Com o objetivo de assegurar que os hábitos orais, alterações orofaciais e respiração são preditivos das perturbações da fala, recorreremos a um grupo de controlo com crianças sem patologia da fala que serão caracterizadas relativamente às três variáveis mencionadas (hábitos orais, respiração e alterações orofaciais).

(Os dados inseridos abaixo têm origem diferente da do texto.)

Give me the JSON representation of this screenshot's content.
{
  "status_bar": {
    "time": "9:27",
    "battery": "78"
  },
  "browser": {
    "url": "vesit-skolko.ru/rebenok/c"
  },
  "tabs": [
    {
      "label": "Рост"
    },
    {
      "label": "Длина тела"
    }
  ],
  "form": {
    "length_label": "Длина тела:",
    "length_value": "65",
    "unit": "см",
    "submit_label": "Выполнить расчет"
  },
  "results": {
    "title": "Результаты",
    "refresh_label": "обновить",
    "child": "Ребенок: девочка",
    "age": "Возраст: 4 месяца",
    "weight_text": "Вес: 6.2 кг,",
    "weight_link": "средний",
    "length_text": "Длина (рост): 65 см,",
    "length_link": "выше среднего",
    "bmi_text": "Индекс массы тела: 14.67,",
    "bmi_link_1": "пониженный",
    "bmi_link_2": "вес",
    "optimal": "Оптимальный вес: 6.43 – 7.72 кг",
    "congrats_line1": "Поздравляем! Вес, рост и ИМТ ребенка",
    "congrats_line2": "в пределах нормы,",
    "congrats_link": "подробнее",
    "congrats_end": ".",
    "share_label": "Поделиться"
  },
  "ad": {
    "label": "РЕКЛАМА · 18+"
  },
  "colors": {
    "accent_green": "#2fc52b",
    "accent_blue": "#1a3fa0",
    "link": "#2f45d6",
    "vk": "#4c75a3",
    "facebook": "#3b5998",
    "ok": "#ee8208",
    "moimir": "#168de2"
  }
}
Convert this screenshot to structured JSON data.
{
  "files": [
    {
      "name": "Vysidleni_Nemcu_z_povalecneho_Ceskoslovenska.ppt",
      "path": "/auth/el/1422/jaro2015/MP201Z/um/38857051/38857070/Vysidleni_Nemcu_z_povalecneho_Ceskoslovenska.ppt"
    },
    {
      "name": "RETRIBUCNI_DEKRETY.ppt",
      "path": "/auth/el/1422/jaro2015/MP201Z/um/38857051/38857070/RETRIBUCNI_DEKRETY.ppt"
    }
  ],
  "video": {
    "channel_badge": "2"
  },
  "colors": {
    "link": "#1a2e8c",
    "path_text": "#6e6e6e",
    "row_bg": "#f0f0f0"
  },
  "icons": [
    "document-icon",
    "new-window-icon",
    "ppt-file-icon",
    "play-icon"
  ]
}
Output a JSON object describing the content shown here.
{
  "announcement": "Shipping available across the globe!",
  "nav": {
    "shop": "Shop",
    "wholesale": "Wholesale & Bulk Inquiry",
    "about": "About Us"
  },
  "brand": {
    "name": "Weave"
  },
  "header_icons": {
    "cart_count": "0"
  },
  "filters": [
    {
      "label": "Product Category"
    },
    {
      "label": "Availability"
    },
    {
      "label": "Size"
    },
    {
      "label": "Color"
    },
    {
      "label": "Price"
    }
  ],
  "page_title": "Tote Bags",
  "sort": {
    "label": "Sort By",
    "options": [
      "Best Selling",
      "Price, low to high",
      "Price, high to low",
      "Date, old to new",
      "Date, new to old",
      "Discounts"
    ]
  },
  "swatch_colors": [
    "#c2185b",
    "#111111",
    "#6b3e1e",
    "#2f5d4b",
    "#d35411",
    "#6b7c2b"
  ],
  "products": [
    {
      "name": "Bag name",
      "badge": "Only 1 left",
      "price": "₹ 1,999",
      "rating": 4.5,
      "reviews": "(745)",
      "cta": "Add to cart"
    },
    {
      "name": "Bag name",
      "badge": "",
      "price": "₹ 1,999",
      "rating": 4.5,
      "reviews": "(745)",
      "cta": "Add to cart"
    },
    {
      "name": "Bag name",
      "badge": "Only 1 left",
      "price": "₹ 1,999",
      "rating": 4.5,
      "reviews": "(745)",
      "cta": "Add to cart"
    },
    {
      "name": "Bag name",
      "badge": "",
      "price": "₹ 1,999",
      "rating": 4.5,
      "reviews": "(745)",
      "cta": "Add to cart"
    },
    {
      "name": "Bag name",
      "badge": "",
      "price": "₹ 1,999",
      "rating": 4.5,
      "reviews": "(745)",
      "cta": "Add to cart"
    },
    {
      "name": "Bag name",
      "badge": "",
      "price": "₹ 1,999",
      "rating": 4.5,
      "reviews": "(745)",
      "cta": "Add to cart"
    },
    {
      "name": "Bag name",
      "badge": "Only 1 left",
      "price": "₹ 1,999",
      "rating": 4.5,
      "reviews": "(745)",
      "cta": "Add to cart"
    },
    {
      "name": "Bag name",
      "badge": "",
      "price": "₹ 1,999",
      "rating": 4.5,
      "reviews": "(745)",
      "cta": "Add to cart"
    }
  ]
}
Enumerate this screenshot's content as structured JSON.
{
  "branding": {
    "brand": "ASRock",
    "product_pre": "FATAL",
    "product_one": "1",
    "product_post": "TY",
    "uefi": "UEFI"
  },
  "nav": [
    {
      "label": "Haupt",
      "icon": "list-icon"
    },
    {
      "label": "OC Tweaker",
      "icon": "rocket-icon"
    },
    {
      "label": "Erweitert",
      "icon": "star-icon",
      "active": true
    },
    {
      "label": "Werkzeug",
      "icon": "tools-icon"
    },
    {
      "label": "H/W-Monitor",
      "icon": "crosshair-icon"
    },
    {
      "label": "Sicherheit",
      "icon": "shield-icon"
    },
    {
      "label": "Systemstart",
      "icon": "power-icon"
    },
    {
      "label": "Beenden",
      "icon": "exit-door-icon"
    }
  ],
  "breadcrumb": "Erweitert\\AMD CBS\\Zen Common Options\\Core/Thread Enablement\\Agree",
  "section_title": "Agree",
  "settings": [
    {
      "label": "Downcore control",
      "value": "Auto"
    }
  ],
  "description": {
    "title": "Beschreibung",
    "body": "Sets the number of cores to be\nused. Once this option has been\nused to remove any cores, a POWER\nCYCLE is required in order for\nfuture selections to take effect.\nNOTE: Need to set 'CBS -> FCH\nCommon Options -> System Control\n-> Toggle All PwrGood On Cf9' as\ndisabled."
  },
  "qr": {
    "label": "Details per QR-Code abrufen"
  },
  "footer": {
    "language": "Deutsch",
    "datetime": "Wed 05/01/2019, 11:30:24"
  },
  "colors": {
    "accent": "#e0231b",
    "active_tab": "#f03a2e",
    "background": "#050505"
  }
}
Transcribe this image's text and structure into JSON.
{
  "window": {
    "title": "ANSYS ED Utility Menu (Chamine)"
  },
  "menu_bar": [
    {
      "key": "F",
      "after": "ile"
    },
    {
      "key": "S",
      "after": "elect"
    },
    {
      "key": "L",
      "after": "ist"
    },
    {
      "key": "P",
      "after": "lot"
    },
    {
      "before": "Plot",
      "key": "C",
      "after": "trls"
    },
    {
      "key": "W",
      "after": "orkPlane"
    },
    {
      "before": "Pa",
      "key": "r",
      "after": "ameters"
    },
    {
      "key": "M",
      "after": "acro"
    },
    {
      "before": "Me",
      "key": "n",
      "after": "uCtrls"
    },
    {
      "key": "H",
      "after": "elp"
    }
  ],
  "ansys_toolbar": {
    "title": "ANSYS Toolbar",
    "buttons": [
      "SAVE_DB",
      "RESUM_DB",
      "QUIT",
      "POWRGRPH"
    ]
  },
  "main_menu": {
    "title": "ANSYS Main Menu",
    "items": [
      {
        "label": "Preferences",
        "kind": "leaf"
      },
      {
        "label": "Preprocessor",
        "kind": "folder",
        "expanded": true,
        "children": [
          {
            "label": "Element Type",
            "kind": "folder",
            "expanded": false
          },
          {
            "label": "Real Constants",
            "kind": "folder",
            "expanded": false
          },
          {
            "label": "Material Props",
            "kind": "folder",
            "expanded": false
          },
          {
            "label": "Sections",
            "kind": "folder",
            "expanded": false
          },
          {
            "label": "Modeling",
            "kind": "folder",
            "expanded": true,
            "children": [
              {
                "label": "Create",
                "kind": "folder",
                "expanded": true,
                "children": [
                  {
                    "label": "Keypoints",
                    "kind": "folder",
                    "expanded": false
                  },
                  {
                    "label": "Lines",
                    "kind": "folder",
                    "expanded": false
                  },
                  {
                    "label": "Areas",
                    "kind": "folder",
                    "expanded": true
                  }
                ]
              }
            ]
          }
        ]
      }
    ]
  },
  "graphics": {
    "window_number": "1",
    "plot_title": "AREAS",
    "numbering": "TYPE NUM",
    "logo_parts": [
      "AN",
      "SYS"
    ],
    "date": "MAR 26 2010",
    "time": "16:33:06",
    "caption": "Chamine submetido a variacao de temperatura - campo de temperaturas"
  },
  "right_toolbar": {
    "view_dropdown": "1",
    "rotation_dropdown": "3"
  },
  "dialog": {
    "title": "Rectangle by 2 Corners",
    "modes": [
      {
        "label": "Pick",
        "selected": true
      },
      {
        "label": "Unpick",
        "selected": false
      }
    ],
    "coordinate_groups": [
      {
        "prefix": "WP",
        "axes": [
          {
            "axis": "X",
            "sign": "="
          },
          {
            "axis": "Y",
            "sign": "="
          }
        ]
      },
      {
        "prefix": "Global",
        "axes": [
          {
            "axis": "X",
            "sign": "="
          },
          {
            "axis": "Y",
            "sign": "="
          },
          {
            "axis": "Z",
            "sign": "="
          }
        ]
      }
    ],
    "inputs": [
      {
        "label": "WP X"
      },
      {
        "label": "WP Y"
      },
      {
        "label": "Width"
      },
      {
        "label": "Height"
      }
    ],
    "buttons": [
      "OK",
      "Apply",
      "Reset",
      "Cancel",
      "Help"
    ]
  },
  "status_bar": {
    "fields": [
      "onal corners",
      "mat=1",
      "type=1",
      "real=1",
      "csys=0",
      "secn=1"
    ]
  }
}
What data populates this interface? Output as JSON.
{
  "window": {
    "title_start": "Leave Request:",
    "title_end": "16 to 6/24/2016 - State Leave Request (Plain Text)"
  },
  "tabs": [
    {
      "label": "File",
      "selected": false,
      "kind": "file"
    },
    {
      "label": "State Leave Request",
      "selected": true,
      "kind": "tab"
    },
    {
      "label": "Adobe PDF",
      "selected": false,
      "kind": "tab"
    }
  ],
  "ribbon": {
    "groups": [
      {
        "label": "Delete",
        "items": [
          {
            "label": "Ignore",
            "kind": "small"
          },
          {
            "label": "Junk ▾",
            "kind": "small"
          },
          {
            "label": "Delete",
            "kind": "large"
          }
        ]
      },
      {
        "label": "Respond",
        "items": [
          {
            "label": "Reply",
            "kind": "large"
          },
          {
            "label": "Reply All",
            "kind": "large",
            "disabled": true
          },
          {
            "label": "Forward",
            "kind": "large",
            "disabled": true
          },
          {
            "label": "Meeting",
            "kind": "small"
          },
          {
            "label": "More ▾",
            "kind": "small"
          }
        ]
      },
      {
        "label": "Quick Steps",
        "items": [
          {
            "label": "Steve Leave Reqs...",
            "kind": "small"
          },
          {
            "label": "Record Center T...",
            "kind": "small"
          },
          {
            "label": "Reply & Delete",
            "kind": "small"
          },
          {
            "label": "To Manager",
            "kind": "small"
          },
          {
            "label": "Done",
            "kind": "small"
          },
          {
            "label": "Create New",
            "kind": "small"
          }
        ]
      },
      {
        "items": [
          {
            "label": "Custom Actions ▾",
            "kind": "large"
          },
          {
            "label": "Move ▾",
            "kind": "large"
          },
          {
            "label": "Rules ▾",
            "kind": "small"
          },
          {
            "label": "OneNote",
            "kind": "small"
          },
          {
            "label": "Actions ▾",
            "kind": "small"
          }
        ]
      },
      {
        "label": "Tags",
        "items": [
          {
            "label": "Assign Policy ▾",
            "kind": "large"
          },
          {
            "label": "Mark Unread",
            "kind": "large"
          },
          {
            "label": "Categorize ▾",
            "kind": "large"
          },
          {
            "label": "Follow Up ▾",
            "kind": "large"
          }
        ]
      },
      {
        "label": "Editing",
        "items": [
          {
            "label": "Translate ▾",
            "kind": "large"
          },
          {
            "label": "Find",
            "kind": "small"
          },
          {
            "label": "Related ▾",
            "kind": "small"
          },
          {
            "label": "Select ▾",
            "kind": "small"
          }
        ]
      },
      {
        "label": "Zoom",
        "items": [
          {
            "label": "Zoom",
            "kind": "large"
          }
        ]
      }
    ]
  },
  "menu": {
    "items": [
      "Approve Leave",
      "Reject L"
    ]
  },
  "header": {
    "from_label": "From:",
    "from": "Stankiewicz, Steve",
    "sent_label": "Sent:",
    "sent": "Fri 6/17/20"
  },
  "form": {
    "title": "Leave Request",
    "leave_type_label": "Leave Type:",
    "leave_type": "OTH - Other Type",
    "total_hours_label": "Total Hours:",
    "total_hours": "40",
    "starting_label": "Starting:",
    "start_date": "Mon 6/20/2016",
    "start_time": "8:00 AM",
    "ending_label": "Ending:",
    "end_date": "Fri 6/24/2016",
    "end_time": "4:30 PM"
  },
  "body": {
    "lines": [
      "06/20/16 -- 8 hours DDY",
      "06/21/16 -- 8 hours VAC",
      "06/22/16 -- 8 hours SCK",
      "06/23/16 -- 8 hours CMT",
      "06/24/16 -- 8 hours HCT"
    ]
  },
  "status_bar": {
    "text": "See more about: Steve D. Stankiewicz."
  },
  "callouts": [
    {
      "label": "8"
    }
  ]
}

Daqui decorrem os seguintes objetivos específicos:

 Analisar características sociais e familiares das crianças (3 a 9 anos de idade) com perturbações da linguagem, diagnosticadas em consulta de terapia da fala, designadamente: sexo, idade, escolarização, número de irmãos e posição na fratria, escolaridade e profissão dos pais, tipo de perturbação da linguagem, antecedentes familiares;

 Identificar a presença e duração de alguns hábitos orais no comportamento destas crianças: aleitamento materno, uso da chupeta, uso do biberão, sucção digital, sucção lingual e onicofagia;

 Identificar alterações orofaciais nas crianças, designadamente ao nível da oclusão dentária, lábios, língua, palato e freio lingual (curto);

 Analisar a associação entre presença e duração dos hábitos orais e a existência de alterações orofaciais;

 Identificar o tipo de respiração (oral, nasal, mista) apresentado pelas crianças, considerando o tipo de alteração orofacial;

 Analisar a associação entre alterações orofaciais e perturbações da linguagem e da fala;

 Comparar o grupo de casos clínicos com o grupo de controlo relativamente aos hábitos orais, respiração e alterações orofaciais.

Com estes objetivos pretende-se contribuir para uma melhor compreensão da importância dos hábitos orais enquanto potenciais fatores de risco do desenvolvimento da linguagem da criança e fornecer elementos de aplicabilidade no diagnóstico, tratamento e prevenção das perturbações da linguagem e da fala das crianças.